At a time when funding for the arts is contracting, it is significant to note that we have also lost a man whose perseverance and creativity pulled The Stratford Shakespeare Festival in Ontario out of deep financial debt.
Richard Jean Monette was born in Montreal in 1944 to a French-Canadian father and Italian mother. It was the latter from whom he acquired his theatrical temperament. He grew up on Durocher Street, near McGill University, speaking three languages – English, French and Italian.
He studied here, in Montreal, at Concordia University (then Loyola) and graduated with a Bachelor of Arts Degree (Honours). At the age of 19, he made his professional debut as an actor playing Hamlet at Toronto's Crest Theatre. But Monette became well-known in Canada for the lead role in Michel Tremblay's play “Hosanna” - a play about a transvestite in denial of his sexual predilections. (At the time it was thought to be a metaphor for Quebec’s struggle with the issue of separatism.) In 1994, Monette joined the Stratford company and during the next 15 years played Caliban, Hamlet, Romeo, Edmund, Price Hal, Antonio and Mercutio, to name but a few. He was also on Broadway in a short-lived play, “Soldiers,” in 1968 and in 1970 he was in the original London cast of 'Oh! Calcutta!".

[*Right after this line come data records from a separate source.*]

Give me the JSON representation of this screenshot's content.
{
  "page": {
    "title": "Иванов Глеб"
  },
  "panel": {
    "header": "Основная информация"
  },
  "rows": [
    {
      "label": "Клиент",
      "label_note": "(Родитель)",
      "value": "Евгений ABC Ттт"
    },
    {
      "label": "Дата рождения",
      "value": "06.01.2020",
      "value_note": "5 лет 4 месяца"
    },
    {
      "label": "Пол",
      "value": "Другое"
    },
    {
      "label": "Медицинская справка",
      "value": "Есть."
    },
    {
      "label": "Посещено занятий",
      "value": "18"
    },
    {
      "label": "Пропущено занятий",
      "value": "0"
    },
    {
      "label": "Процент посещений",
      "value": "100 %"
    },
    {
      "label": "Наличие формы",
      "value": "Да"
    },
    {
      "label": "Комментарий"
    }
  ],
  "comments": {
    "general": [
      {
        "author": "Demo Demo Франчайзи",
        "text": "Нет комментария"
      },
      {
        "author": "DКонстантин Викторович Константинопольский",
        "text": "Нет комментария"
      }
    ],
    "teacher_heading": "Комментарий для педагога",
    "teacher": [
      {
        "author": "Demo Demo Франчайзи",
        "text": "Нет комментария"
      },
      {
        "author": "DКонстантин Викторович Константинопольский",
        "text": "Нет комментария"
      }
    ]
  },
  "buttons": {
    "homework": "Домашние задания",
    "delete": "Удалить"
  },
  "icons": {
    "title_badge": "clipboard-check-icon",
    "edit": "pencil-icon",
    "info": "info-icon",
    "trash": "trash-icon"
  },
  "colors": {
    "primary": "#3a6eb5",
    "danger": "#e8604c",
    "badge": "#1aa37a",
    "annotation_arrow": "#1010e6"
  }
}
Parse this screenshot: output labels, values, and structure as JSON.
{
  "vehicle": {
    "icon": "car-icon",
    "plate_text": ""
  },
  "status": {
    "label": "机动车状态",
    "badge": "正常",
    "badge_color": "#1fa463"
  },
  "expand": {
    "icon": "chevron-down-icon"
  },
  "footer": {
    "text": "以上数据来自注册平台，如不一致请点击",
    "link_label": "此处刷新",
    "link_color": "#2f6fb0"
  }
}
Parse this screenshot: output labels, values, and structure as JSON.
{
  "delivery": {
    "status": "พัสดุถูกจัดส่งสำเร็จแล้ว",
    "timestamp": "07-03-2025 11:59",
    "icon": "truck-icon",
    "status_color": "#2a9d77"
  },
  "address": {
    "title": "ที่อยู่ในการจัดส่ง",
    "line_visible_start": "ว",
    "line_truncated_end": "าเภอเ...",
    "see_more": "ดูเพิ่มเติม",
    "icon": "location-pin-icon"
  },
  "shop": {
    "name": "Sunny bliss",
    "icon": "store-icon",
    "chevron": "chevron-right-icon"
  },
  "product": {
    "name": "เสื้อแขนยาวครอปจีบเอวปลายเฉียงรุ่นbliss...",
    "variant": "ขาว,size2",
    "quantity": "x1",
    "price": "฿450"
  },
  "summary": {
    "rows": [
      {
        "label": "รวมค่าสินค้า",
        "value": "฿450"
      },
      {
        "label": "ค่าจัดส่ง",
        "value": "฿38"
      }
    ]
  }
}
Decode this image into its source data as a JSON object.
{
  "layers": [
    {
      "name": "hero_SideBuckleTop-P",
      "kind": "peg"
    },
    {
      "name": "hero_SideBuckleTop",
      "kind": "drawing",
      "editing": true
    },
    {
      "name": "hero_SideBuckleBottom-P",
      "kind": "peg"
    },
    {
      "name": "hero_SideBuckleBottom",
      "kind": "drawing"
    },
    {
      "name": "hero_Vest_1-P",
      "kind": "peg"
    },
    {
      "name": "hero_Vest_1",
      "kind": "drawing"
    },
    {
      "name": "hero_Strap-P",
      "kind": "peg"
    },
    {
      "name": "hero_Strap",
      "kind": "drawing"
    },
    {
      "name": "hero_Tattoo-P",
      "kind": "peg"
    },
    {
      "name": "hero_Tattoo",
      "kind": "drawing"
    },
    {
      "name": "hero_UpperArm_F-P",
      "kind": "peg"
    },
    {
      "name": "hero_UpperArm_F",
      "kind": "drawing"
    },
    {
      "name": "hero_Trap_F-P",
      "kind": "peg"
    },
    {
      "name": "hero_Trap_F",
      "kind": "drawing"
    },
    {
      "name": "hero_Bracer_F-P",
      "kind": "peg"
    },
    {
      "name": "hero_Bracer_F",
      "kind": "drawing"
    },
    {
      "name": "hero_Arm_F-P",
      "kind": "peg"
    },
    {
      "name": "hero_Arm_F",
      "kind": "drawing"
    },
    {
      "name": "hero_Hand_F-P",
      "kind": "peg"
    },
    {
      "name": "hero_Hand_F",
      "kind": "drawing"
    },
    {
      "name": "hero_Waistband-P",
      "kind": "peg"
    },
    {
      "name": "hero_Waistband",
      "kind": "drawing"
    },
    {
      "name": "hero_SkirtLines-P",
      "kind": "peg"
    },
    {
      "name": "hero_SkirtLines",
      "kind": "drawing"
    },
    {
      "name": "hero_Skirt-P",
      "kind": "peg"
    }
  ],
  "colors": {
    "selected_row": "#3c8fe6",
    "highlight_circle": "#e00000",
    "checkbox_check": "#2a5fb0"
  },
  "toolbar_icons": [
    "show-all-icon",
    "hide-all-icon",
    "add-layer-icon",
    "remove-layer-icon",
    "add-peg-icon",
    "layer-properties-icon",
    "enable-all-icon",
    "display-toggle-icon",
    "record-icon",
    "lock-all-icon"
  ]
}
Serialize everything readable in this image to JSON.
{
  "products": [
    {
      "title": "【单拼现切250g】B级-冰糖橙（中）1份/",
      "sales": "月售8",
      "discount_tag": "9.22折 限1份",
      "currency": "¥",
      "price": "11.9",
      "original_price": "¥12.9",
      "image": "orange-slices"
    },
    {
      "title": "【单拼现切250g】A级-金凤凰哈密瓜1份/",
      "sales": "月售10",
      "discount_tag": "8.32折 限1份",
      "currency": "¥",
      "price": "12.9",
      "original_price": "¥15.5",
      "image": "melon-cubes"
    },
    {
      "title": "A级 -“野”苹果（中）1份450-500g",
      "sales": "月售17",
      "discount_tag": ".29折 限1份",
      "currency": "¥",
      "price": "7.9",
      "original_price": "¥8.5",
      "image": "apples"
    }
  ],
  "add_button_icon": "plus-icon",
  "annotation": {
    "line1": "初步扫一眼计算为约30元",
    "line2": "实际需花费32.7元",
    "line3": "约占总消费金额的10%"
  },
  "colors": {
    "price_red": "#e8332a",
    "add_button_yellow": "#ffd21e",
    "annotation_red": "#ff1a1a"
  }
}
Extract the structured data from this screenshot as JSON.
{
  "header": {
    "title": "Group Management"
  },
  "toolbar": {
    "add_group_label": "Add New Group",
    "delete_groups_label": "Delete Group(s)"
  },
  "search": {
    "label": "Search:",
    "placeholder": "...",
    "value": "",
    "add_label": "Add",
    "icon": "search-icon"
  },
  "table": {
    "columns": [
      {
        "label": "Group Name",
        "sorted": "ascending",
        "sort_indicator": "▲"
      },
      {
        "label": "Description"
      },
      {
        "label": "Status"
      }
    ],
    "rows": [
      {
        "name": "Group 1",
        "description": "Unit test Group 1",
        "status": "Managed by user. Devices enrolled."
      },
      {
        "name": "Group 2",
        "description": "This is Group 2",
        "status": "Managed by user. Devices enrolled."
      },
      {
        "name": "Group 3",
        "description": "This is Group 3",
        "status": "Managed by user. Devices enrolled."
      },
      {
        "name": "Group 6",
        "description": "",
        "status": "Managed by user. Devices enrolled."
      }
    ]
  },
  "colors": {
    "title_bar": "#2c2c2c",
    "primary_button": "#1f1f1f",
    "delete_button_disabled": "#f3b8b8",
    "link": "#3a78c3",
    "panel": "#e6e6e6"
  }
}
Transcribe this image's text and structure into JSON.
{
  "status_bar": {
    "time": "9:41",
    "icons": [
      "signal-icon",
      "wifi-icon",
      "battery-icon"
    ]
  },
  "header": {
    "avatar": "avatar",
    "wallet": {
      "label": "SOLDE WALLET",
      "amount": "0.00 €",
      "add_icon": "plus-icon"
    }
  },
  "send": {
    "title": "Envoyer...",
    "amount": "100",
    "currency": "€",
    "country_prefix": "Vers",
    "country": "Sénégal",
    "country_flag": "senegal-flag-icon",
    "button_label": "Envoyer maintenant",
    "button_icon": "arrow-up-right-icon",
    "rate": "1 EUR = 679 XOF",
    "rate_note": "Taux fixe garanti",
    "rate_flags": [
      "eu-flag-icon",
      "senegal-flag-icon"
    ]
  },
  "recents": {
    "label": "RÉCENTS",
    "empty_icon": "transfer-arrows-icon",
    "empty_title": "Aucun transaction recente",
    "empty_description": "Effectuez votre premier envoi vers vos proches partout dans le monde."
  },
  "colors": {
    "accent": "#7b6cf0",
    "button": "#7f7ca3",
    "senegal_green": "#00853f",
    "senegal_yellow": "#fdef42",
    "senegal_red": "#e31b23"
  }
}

In 1994, he took over as Artistic Director of Stratford and under his guidance the Festival flourished. He stayed for 14 seasons, making him its longest serving Artistic Director. During this time he added a fourth stage and an acting school, developed a program for promoting new plays and created a 50 million dollar endowment fund. There are those critics who would say he lowered the standards of the classically oriented roster of plays that, up until his time, were traditionally staged at Stratford. But under Monette's leadership, the Stratford Shakespeare Festival became financially profitable. In his first year as Artistic Director he turned an accumulated deficit of more than 1million dollars into a surplus of 800,000 dollars.
Monette championed the musical at Stratford, recognizing that if the Festival was to not only survive but flourish, it had to deliver a more diverse theatrical landscape. Thus, he earned criticism from some who saw the musical as far too commercial to be staged in a venue that was solely created for classical theatre. In an interview with critic Richard Ozounian last year, he said, “I had my priorities straight. I took care of the money, I took care of the audiences, I took care of the future.”
Monette was strong. He persevered. He had no problem steering from an all traditional season to one that included musicals and comedies – and the public responded. It applauded his efforts by turning up in droves, hungry for good theatre. In the festival's 50th season in 2002, attendance reached an all-time high of nearly 700,000 visitors. Monette also promoted Canadian authors - Timothy Findlay's “Elizabeth Rex” for example, directed by Martha Henry and later made into a film, was a total success for both Stratford and Findlay.
Monette was temperamental, passionate and flamboyant. He enjoyed a good sense of humour and loved the theatre. He had a tremendous love and respect for the profession and for those serving it (although he apparently thought theatre critics to be somewhat “obtuse”).
One of his last productions in 2007 was a Monty Pythonesque Comedy of Errors in which he had an actor march across the stage in a penguin suit sporting a sandwich board that read, “For the Critics”. This did not stand in the way, however, of his winning the prestigious Herbert Whittaker Drama Bench Award for Outstanding Contribution to Canadian Theatre from the Canadian Drama Theatre Critics Association in 2006.
Monette expressed his passion for the theatre in more ways than one. He made headlines when he crossed the then Stratford board of governors in the chaos following Robin Phillip's 1980 resignation as artistic director. A temporary four-person actor directorate slated to replace Phillips in 1981 was replaced with British director, John Dextor. At the annual general meeting that December, Monette addressed the board members who were sitting on the stage of the Festival Theatre. He felt they had acted in an unethical manner and in no uncertain words said so. “You pig!” he shouted at Robert Hicks, then president of the board of directors. “We have spent our lives in this theatre, we have given of our time and we care about art. You talk to us about money all the time. You have no morals. I don't know how you can sleep. I care deeply and passionately about this place and you should address yourselves to your consciences and to your hearts.”
Oh, yes. He cared passionately!
Monette was the recipient of the Queen's Golden and Silver Jubilee Medals, an honorary doctorate from the universities of Windsor,Western Ontario and Concordia University. He was named a Member of the Order of Canada in 1997.
Richard Jean Monette died in London, Ontario, September 9, at age 64 – far too soon. Who knows what theatrical gems his tenacious spirit, loyalty and wit would have provided us in his later years.
One can only imagine a party of thespians waiting for him (wherever it is that theatre people rest after their long journey). I can see them now, with outstretched arms and scripts at the ready – a long line of Stratford's past artists – its brilliant first great director Dr. Tyrone Guthrie, performing artists Butchie Blake, William Hutt, Susan Wright, James Mason, Alec Guiness... What a party!